Давным-давно, по священным камням Европы, «в терновом венце революций», гулял 1848 год. И именно тогда, в городе Париже, родился Вильфредо Фредерико Дамасо Парето. Папа его работал лигурийским маркизом. Правда, маркизом республиканских взглядов, в результате коих и был вынужден перебраться из Сардинского королевства в более либеральную монархию Луи-Филиппа I. Так что и по месту рождения, и с молоком матери-француженки (вряд ли беглым маркизам хватало на кормилиц) он приобщился сразу к двум романским культурам — италиков и галлов, к наследию и Галилея, и Декарта.
Традиции древних цивилизаций. Научный метод. Рационализм. Математика. Всё это определило судьбу Вильфредо Парето, и личную, и, что куда более интересно, научную.
После возвращения в 1858 году в Италию Вильфредо повезло: он параллельно получал и классическое, и естественнонаучное образование. Диссертацию после завершения Политехнического университета в Турине защитил на тему «Основные принципы устойчивости твёрдых тел». Ключевым тут было слово «устойчивость». Именно она в немалой степени привлекала внимание Парето. (Да и в современной технологической цивилизации устойчивости отводится крайне важная роль – вспомним применения устойчивости по Ляпунову, вспомним алгоритмы бортовых компьютеров, превращающие неустойчивые планеры в манёвренные боевые машины…)

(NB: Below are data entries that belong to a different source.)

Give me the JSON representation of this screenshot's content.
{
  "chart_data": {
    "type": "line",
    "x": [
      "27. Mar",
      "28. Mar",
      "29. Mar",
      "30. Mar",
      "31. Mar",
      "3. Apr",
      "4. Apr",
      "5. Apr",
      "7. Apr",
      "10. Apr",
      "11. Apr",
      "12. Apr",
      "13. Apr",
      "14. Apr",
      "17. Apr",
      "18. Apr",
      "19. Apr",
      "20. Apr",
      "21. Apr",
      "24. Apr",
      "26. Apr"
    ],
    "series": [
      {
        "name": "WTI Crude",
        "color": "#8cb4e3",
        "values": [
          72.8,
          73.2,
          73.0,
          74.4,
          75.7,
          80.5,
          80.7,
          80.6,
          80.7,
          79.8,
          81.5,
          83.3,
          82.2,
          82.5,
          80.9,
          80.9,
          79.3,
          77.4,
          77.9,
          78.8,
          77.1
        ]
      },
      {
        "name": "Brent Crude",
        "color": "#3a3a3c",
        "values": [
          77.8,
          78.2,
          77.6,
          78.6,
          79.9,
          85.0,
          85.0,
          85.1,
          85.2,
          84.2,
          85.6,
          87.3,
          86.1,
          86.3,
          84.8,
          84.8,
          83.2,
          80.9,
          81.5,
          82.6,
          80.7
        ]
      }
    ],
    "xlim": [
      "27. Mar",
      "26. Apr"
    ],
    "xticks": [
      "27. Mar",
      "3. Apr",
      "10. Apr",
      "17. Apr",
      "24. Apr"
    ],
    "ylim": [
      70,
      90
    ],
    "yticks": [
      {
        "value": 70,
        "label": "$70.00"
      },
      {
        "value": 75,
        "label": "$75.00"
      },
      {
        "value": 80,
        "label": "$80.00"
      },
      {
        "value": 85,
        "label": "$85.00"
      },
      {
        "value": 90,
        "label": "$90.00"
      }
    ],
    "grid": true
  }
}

Карьера Парето складывалась вполне устойчиво. Сначала он трудился инженером в государственной компании железных дорог Итальянского королевства. Потом его переманил частный металлургический бизнес. Ну а с 1886 года он начинает преподавать в университете Флоренции экономику и управление. Тогда же начинает баловаться и политикой.
И экономические, и политические взгляды Парето были поначалу в высшей степени либеральными. Насмотревшись и на нравы государственных железных дорог, и на нравы чиновников, регулировавших деятельность металлургов, Вильфредо даже в большей степени, нежели его учителя, либералы английские, отвергает любое вмешательство государства в функционирование свободного рынка. Понять, почему он пришёл к таким выводам, легко. Давайте-ка вспомним, каким словом и из какого языка, обзывают и ныне, в двадцать первом веке, соборную общность отечественных казнокрадов? Правильно! Слово это именно итальянское, и звучит оно как «мафия». Да и унаследованные от папы традиции сказывались.
Но вот успешной политическая деятельность Парето отнюдь не была. Неважно приживался либерализм в прекрасной Флоренции. Парето утешался тем, что переводил древних авторов, повествовавших о доблестях мужей давних времён. В 1889 году, похоронив родителей, Парето уходит с работы и женится на россиянке, Александре Бакуниной. То, что она наставила ему рога с молодым служащим, позволяет Вильфредо сосредоточиться на научной работе.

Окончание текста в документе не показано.